Intel 11th Gen Core i7-1185G7 Tiger Lake CPU Makes Benchmark Debut At 3GHz

Intel Ice Lake
Here is a fun fact—there around 117 million lakes on the planet, covering nearly four percent of the world's land surface (thanks, National Geographic). Intel seems intent on naming a processor line after all them. Hot on the heels of Comet Lake-H making an official debut, a leaked benchmark highlights one of Intel's upcoming Tiger Lake-U processors.

Before we dive into the leak, let's clear some things up. Intel's product lines typically contain Y, U, H, and S designations. Y and U parts are lower power mobile chips for thin and light laptops, and some lower power mini PCs, while H parts are higher power mobile chips for more potent laptops, like ones designed for gaming. The S parts are desktop CPUs.

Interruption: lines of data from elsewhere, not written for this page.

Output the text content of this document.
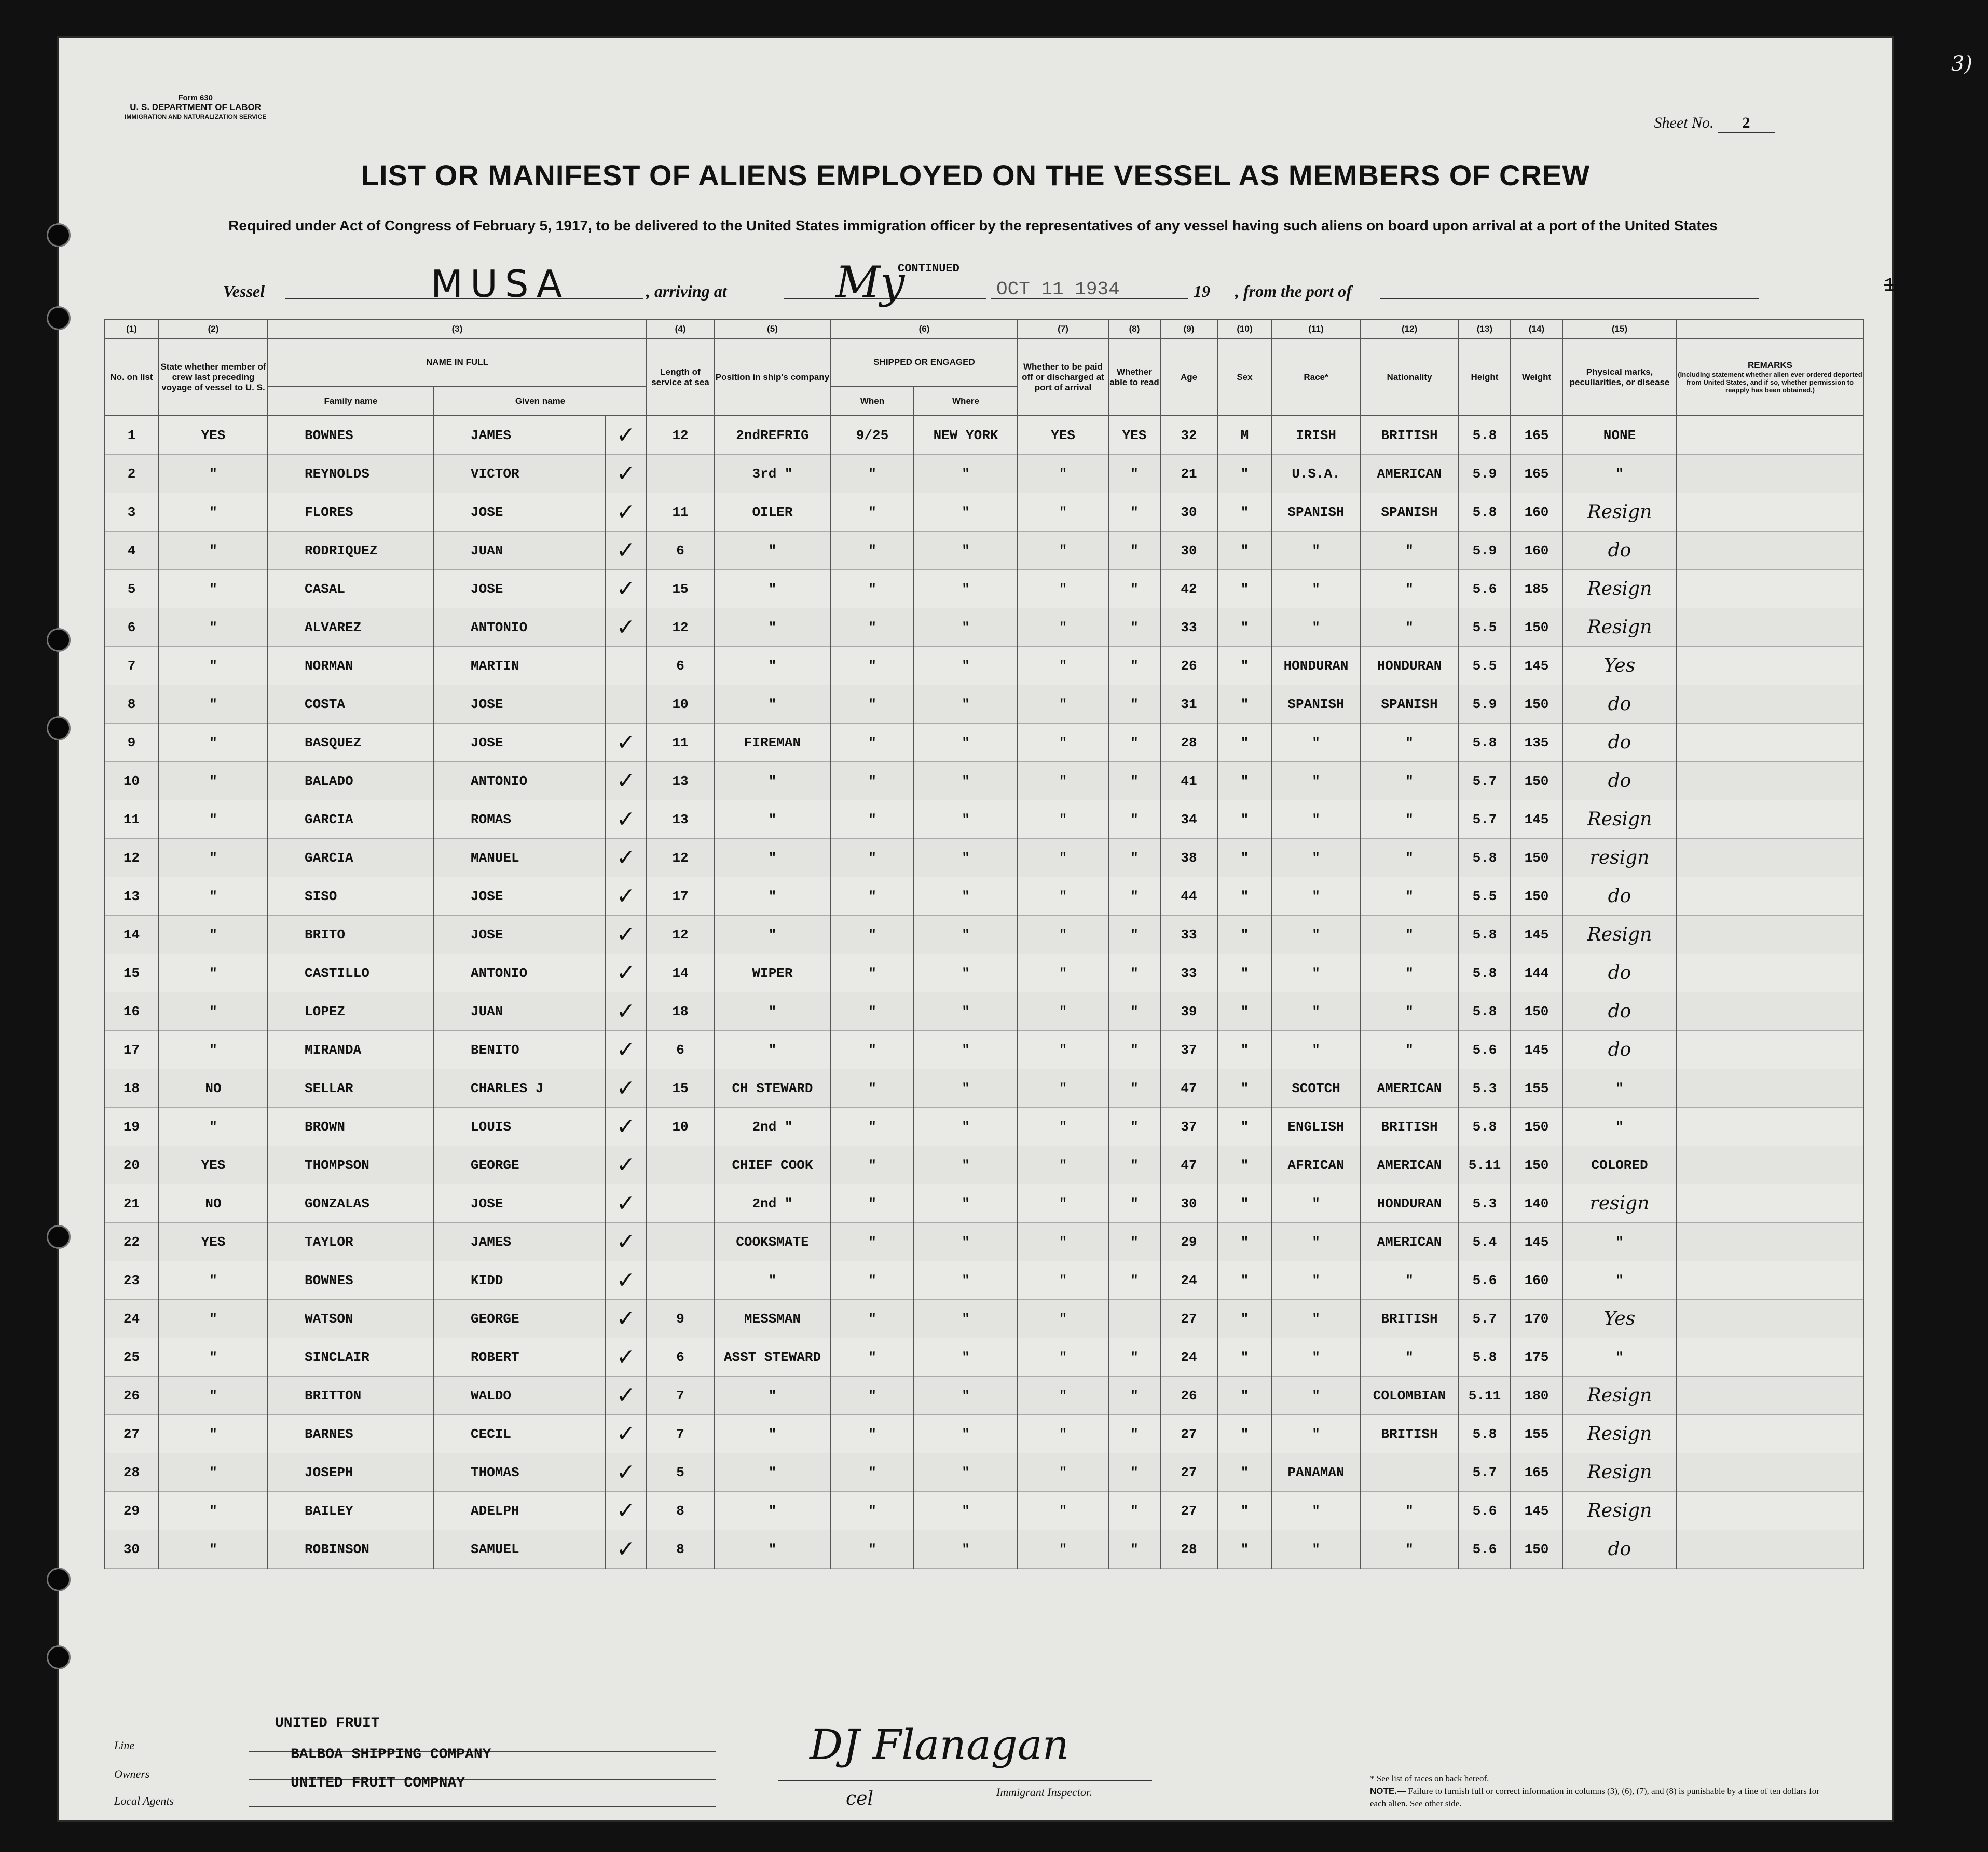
3)
Form 630
U. S. DEPARTMENT OF LABOR
IMMIGRATION AND NATURALIZATION SERVICE	Sheet No. 2
LIST OR MANIFEST OF ALIENS EMPLOYED ON THE VESSEL AS MEMBERS OF CREW
Required under Act of Congress of February 5, 1917, to be delivered to the United States immigration officer by the representatives of any vessel having such aliens on board upon arrival at a port of the United States
Vessel	MUSA	, arriving at My
CONTINUED
OCT 11 1934	19 , from the port of	193
(1)	(2)	(3)			(4)	(5)	(6)		(7)	(8)	(9)	(10)	(11)	(12)	(13)	(14)	(15)	
No. on list	State whether member of crew last preceding voyage of vessel to U. S.	NAME IN FULL			Length of service at sea	Position in ship's company	SHIPPED OR ENGAGED		Whether to be paid off or discharged at port of arrival	Whether able to read	Age	Sex	Race*	Nationality	Height	Weight	Physical marks, peculiarities, or disease	REMARKS
(Including statement whether alien ever ordered deported from United States, and if so, whether permission to reapply has been obtained.)

		Family name	Given name				When	Where										
1	YES	BOWNES	JAMES	✓	12	2ndREFRIG	9/25	NEW YORK	YES	YES	32	M	IRISH	BRITISH	5.8	165	NONE	
2	"	REYNOLDS	VICTOR	✓		3rd "	"	"	"	"	21	"	U.S.A.	AMERICAN	5.9	165	"	
3	"	FLORES	JOSE	✓	11	OILER	"	"	"	"	30	"	SPANISH	SPANISH	5.8	160	Resign	
4	"	RODRIQUEZ	JUAN	✓	6	"	"	"	"	"	30	"	"	"	5.9	160	do	
5	"	CASAL	JOSE	✓	15	"	"	"	"	"	42	"	"	"	5.6	185	Resign	
6	"	ALVAREZ	ANTONIO	✓	12	"	"	"	"	"	33	"	"	"	5.5	150	Resign	
7	"	NORMAN	MARTIN		6	"	"	"	"	"	26	"	HONDURAN	HONDURAN	5.5	145	Yes	
8	"	COSTA	JOSE		10	"	"	"	"	"	31	"	SPANISH	SPANISH	5.9	150	do	
9	"	BASQUEZ	JOSE	✓	11	FIREMAN	"	"	"	"	28	"	"	"	5.8	135	do	
10	"	BALADO	ANTONIO	✓	13	"	"	"	"	"	41	"	"	"	5.7	150	do	
11	"	GARCIA	ROMAS	✓	13	"	"	"	"	"	34	"	"	"	5.7	145	Resign	
12	"	GARCIA	MANUEL	✓	12	"	"	"	"	"	38	"	"	"	5.8	150	resign	
13	"	SISO	JOSE	✓	17	"	"	"	"	"	44	"	"	"	5.5	150	do	
14	"	BRITO	JOSE	✓	12	"	"	"	"	"	33	"	"	"	5.8	145	Resign	
15	"	CASTILLO	ANTONIO	✓	14	WIPER	"	"	"	"	33	"	"	"	5.8	144	do	
16	"	LOPEZ	JUAN	✓	18	"	"	"	"	"	39	"	"	"	5.8	150	do	
17	"	MIRANDA	BENITO	✓	6	"	"	"	"	"	37	"	"	"	5.6	145	do	
18	NO	SELLAR	CHARLES J	✓	15	CH STEWARD	"	"	"	"	47	"	SCOTCH	AMERICAN	5.3	155	"	
19	"	BROWN	LOUIS	✓	10	2nd "	"	"	"	"	37	"	ENGLISH	BRITISH	5.8	150	"	
20	YES	THOMPSON	GEORGE	✓		CHIEF COOK	"	"	"	"	47	"	AFRICAN	AMERICAN	5.11	150	COLORED	
21	NO	GONZALAS	JOSE	✓		2nd "	"	"	"	"	30	"	"	HONDURAN	5.3	140	resign	
22	YES	TAYLOR	JAMES	✓		COOKSMATE	"	"	"	"	29	"	"	AMERICAN	5.4	145	"	
23	"	BOWNES	KIDD	✓		"	"	"	"	"	24	"	"	"	5.6	160	"	
24	"	WATSON	GEORGE	✓	9	MESSMAN	"	"	"		27	"	"	BRITISH	5.7	170	Yes	
25	"	SINCLAIR	ROBERT	✓	6	ASST STEWARD	"	"	"	"	24	"	"	"	5.8	175	"	
26	"	BRITTON	WALDO	✓	7	"	"	"	"	"	26	"	"	COLOMBIAN	5.11	180	Resign	
27	"	BARNES	CECIL	✓	7	"	"	"	"	"	27	"	"	BRITISH	5.8	155	Resign	
28	"	JOSEPH	THOMAS	✓	5	"	"	"	"	"	27	"	PANAMAN		5.7	165	Resign	
29	"	BAILEY	ADELPH	✓	8	"	"	"	"	"	27	"	"	"	5.6	145	Resign	
30	"	ROBINSON	SAMUEL	✓	8	"	"	"	"	"	28	"	"	"	5.6	150	do	
UNITED FRUIT
Line
BALBOA SHIPPING COMPANY
Owners
UNITED FRUIT COMPNAY
Local Agents
DJ Flanagan
cel	Immigrant Inspector.
* See list of races on back hereof.
NOTE.— Failure to furnish full or correct information in columns (3), (6), (7), and (8) is punishable by a fine of ten dollars for each alien. See other side.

Tiger Lake-U is considered an 11th generation product, built on a 10-nanometer manufacturing process. Even though Comet Lake-H just debuted (along with Comet Lake-Y and Comet Lake-U a little bit earlier), Tiger Lake is not a successor to Comet Lake, which is a 10th gen part built on a 14nm node. It succeeds a different 10th gen product line, that being Ice Lake (10nm).

It gets even more confusing if we dip into nomenclatures like Sunny Cove (Ice Lake) and Willow Cove (Tiger Lake), let along the various other Lake names, so perhaps we will cover all that in a future article. For now, let's focus on the leaked Tiger Lake-U benchmark.

Intel Tiger Lake-U 3DMark
Source: 3DMark via @_rogame (Twitter)

The part in question is an 11th generation Core i7-1185G7 processor. According to the benchmark leak, it features 4 physical cores and 8 threads (via Hyper Threading) with a 3GHz base clock. We have no way of knowing if the metrics in the 3DMark listing are accurate, but as shown, the Core i7-1185G7 has a 700MHz higher base clock than the fastest-clocked Ice Lake CPU (Core i7-1068G7 at 2.3GHz base).

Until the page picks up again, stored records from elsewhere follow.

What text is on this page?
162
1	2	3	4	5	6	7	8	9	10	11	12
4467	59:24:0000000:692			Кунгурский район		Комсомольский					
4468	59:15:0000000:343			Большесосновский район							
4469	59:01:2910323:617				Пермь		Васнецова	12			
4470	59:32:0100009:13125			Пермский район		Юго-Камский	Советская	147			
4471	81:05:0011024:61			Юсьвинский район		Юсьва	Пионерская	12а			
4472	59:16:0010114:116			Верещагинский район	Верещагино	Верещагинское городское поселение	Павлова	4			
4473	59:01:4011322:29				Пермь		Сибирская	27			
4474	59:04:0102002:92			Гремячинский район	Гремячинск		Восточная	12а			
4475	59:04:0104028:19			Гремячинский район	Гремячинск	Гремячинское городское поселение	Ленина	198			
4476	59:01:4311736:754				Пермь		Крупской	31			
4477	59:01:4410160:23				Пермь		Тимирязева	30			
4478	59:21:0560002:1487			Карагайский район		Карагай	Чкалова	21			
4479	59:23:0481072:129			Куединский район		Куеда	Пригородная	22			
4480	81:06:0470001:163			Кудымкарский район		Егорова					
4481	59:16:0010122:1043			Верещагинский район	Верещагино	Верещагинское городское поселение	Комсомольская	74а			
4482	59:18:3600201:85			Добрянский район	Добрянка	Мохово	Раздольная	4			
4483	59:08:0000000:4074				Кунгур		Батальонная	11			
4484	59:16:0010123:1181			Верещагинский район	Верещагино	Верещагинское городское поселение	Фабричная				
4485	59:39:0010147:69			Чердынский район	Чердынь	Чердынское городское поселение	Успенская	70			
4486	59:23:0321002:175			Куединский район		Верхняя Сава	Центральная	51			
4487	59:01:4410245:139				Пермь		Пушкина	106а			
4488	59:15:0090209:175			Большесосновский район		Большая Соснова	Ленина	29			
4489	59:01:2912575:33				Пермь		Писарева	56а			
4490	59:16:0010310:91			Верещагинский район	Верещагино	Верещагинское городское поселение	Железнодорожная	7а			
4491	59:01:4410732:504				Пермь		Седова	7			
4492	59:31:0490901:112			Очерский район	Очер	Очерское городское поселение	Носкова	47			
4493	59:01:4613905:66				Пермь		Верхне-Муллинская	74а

Some of the people who have commented on the leaks (APISAK posted about the same benchmark entry) voiced disappointment with this being a 4-core/8-thread CPU, instead of rocking more cores and threads. It's also not clear if the reported clock might actually be a boost clock, though that seems low.

As to the scores, it's hard to tell what to make of it all at this early stage. APISAK points out that the Graphics score is around 5-6 percent higher than AMD's Ryzen 7 4800U, while another user called to attention that the CPU score is lower than a Ryzen 5 4500U.

"Final [CPU] score should be in the 4K range. This is probably a bad run or it's using low frequency RAM," @_rogame said.

That is how it goes with leaks—there are too many variables and unknowns to draw any kind of concrete conclusion. So, as always, we will have to wait and see once Tiger Lake arrives.